Dudley, a criminal defense attorney, said he has had multiple experiences not only in law and politics but also in starting and running businesses, including when he was in law school. As to Young, he said, "I think his experience has been somewhat elite."
But Young said his experience working in business development for the National Forensic Science Technology Center, his service on the board of the veterans group Remember Honor Support, makes him well-qualified to serve in the House.
It's too early to say who will win the races, but the presence of the three shows a new generation of Republicans is trying to assert itself.

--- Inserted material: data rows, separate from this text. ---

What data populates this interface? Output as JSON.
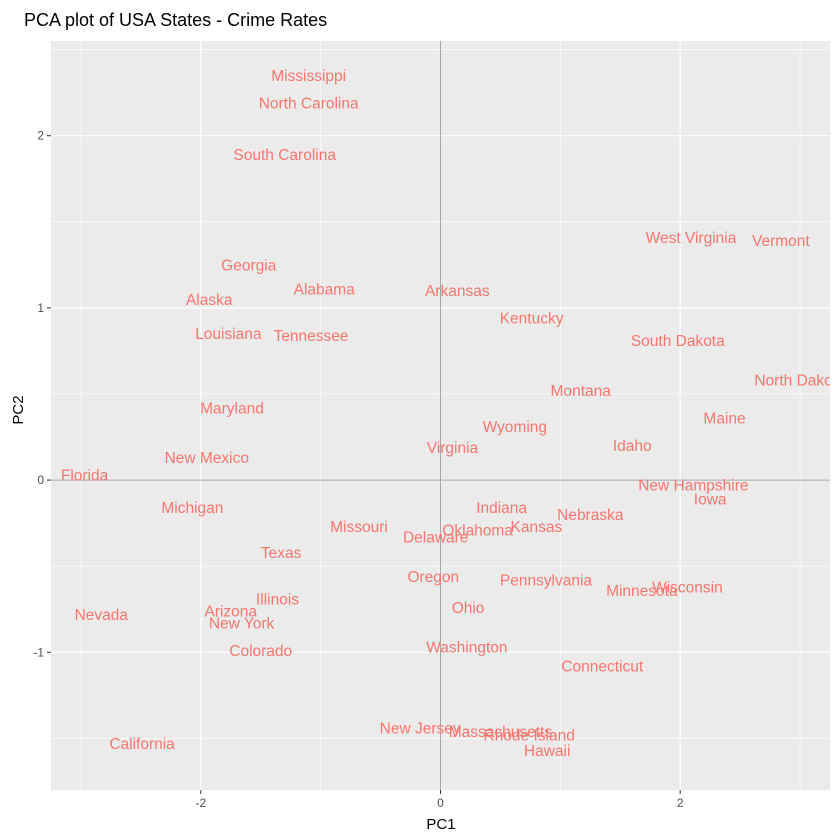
{
  "chart_data": {
    "type": "scatter",
    "title": "PCA plot of USA States - Crime Rates",
    "xlabel": "PC1",
    "ylabel": "PC2",
    "xlim": [
      -3.25,
      3.25
    ],
    "ylim": [
      -1.8,
      2.55
    ],
    "x_ticks": [
      -2,
      0,
      2
    ],
    "y_ticks": [
      -1,
      0,
      1,
      2
    ],
    "x_tick_labels": [
      "-2",
      "0",
      "2"
    ],
    "y_tick_labels": [
      "-1",
      "0",
      "1",
      "2"
    ],
    "reference_lines": {
      "x": 0,
      "y": 0
    },
    "grid": true,
    "panel_color": "#ebebeb",
    "label_color": "#f8766d",
    "points": [
      {
        "label": "Mississippi",
        "x": -1.1,
        "y": 2.35
      },
      {
        "label": "North Carolina",
        "x": -1.1,
        "y": 2.19
      },
      {
        "label": "South Carolina",
        "x": -1.3,
        "y": 1.89
      },
      {
        "label": "Georgia",
        "x": -1.6,
        "y": 1.25
      },
      {
        "label": "Alabama",
        "x": -0.97,
        "y": 1.11
      },
      {
        "label": "Alaska",
        "x": -1.93,
        "y": 1.05
      },
      {
        "label": "Arkansas",
        "x": 0.14,
        "y": 1.1
      },
      {
        "label": "Louisiana",
        "x": -1.77,
        "y": 0.85
      },
      {
        "label": "Tennessee",
        "x": -1.08,
        "y": 0.84
      },
      {
        "label": "Kentucky",
        "x": 0.76,
        "y": 0.94
      },
      {
        "label": "West Virginia",
        "x": 2.09,
        "y": 1.41
      },
      {
        "label": "Vermont",
        "x": 2.84,
        "y": 1.39
      },
      {
        "label": "South Dakota",
        "x": 1.98,
        "y": 0.81
      },
      {
        "label": "North Dakota",
        "x": 3.0,
        "y": 0.58
      },
      {
        "label": "Montana",
        "x": 1.17,
        "y": 0.52
      },
      {
        "label": "Maryland",
        "x": -1.74,
        "y": 0.42
      },
      {
        "label": "Maine",
        "x": 2.37,
        "y": 0.36
      },
      {
        "label": "Wyoming",
        "x": 0.62,
        "y": 0.31
      },
      {
        "label": "Virginia",
        "x": 0.1,
        "y": 0.19
      },
      {
        "label": "Idaho",
        "x": 1.6,
        "y": 0.2
      },
      {
        "label": "New Mexico",
        "x": -1.95,
        "y": 0.13
      },
      {
        "label": "Florida",
        "x": -2.97,
        "y": 0.03
      },
      {
        "label": "New Hampshire",
        "x": 2.11,
        "y": -0.03
      },
      {
        "label": "Iowa",
        "x": 2.25,
        "y": -0.11
      },
      {
        "label": "Michigan",
        "x": -2.07,
        "y": -0.16
      },
      {
        "label": "Indiana",
        "x": 0.51,
        "y": -0.16
      },
      {
        "label": "Nebraska",
        "x": 1.25,
        "y": -0.2
      },
      {
        "label": "Missouri",
        "x": -0.68,
        "y": -0.27
      },
      {
        "label": "Oklahoma",
        "x": 0.31,
        "y": -0.29
      },
      {
        "label": "Kansas",
        "x": 0.8,
        "y": -0.27
      },
      {
        "label": "Delaware",
        "x": -0.04,
        "y": -0.33
      },
      {
        "label": "Texas",
        "x": -1.33,
        "y": -0.42
      },
      {
        "label": "Oregon",
        "x": -0.06,
        "y": -0.56
      },
      {
        "label": "Pennsylvania",
        "x": 0.88,
        "y": -0.58
      },
      {
        "label": "Wisconsin",
        "x": 2.06,
        "y": -0.62
      },
      {
        "label": "Minnesota",
        "x": 1.68,
        "y": -0.64
      },
      {
        "label": "Illinois",
        "x": -1.36,
        "y": -0.69
      },
      {
        "label": "Nevada",
        "x": -2.83,
        "y": -0.78
      },
      {
        "label": "Arizona",
        "x": -1.75,
        "y": -0.76
      },
      {
        "label": "Ohio",
        "x": 0.23,
        "y": -0.74
      },
      {
        "label": "New York",
        "x": -1.66,
        "y": -0.83
      },
      {
        "label": "Colorado",
        "x": -1.5,
        "y": -0.99
      },
      {
        "label": "Washington",
        "x": 0.22,
        "y": -0.97
      },
      {
        "label": "Connecticut",
        "x": 1.35,
        "y": -1.08
      },
      {
        "label": "New Jersey",
        "x": -0.17,
        "y": -1.44
      },
      {
        "label": "Massachusetts",
        "x": 0.5,
        "y": -1.46
      },
      {
        "label": "Rhode Island",
        "x": 0.74,
        "y": -1.48
      },
      {
        "label": "Hawaii",
        "x": 0.89,
        "y": -1.57
      },
      {
        "label": "California",
        "x": -2.49,
        "y": -1.53
      }
    ]
  }
}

On the Democratic side, Pinellas Democrats acknowledge they don't have a group of young candidates with the same instant name recognition as Latvala and Young, but insist the party does have a strong stable of young local talent.
"When I took over in 2010, one of my goals was to build the bench, and we have significantly built the bench," said party chairman Mark Hanisee.

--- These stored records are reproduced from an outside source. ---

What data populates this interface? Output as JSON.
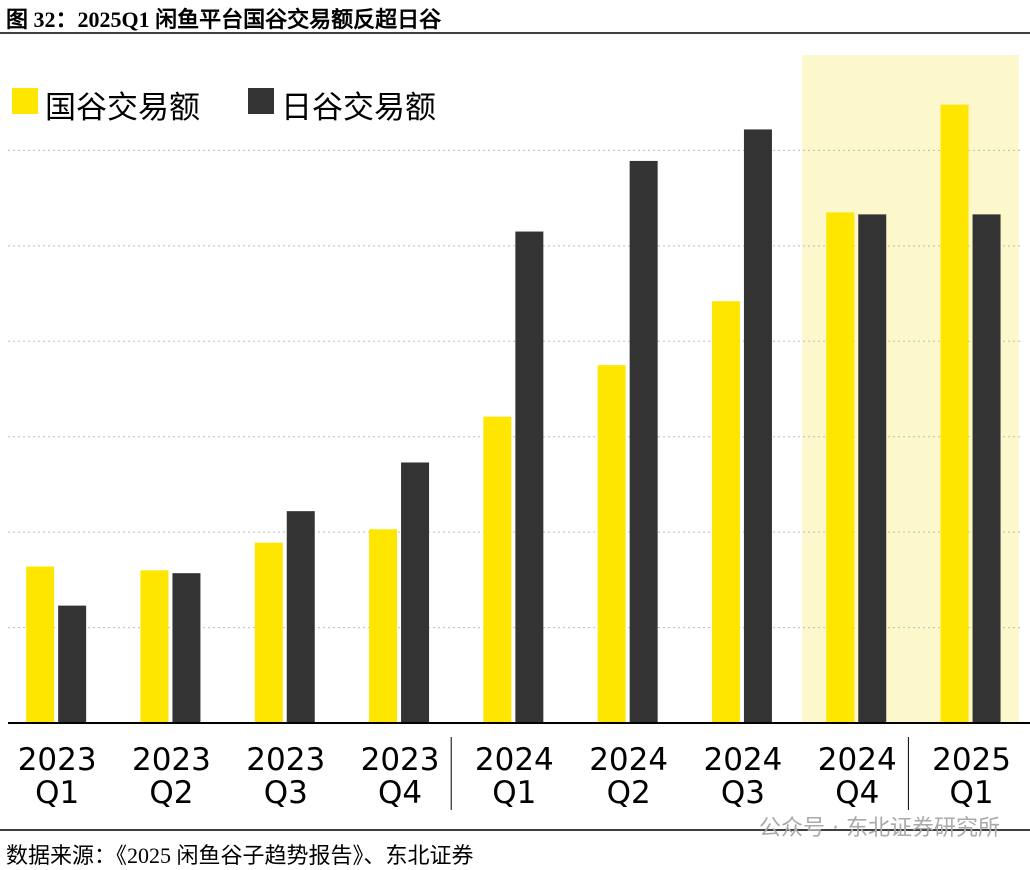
{
  "chart_data": {
    "type": "bar",
    "title": "图 32：2025Q1 闲鱼平台国谷交易额反超日谷",
    "source": "数据来源：《2025 闲鱼谷子趋势报告》、东北证券",
    "watermark": "公众号 · 东北证券研究所",
    "categories": [
      "2023 Q1",
      "2023 Q2",
      "2023 Q3",
      "2023 Q4",
      "2024 Q1",
      "2024 Q2",
      "2024 Q3",
      "2024 Q4",
      "2025 Q1"
    ],
    "series": [
      {
        "name": "国谷交易额",
        "color": "#ffe600",
        "values": [
          1.64,
          1.6,
          1.89,
          2.03,
          3.21,
          3.75,
          4.42,
          5.35,
          6.48
        ]
      },
      {
        "name": "日谷交易额",
        "color": "#333333",
        "values": [
          1.23,
          1.57,
          2.22,
          2.73,
          5.15,
          5.89,
          6.22,
          5.33,
          5.33
        ]
      }
    ],
    "ylim": [
      0,
      7
    ],
    "yticks": [
      1,
      2,
      3,
      4,
      5,
      6
    ],
    "grid": true,
    "legend": "top-left"
  }
}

Some are in their 30s, others are older but still young enough to have long political futures. Most are already in offices they can use as a springboard, such as St. Petersburg City Council members Amy Foster, 36, and Darden Rice, 44; Tarpon Springs Vice Mayor Jeff Larsen, 37; Largo City Commissioner Michael Smith, 33, and Gulfport Mayor Sam Henderson, 43.
The Pinellas County Young Democrats, which could be an incubator for young talent, is in a rebuilding phase after the group's president stepped aside to start a family, said Shannon Love, a past president of the group who is now president of the Florida Young Democrats.
"There are people who are absolutely laying the groundwork to run in the next few cycles, but they're doing it in a very strategic way," said Love, 27, of St. Petersburg. She added that: "It's a natural advantage for someone like Billy (Young) or Chris (Latvala) who are amazing people and have a dad in office. We may not have that, but we're able to get along and get things done."
Love said it's common for friendships among the younger generation of aspiring politicos to cross party lines.
"Obviously we have our sides, but people are a lot more cordial," she said. "There is an understanding that people can be partisan but should put practical politics above partisanship and work together to get things done."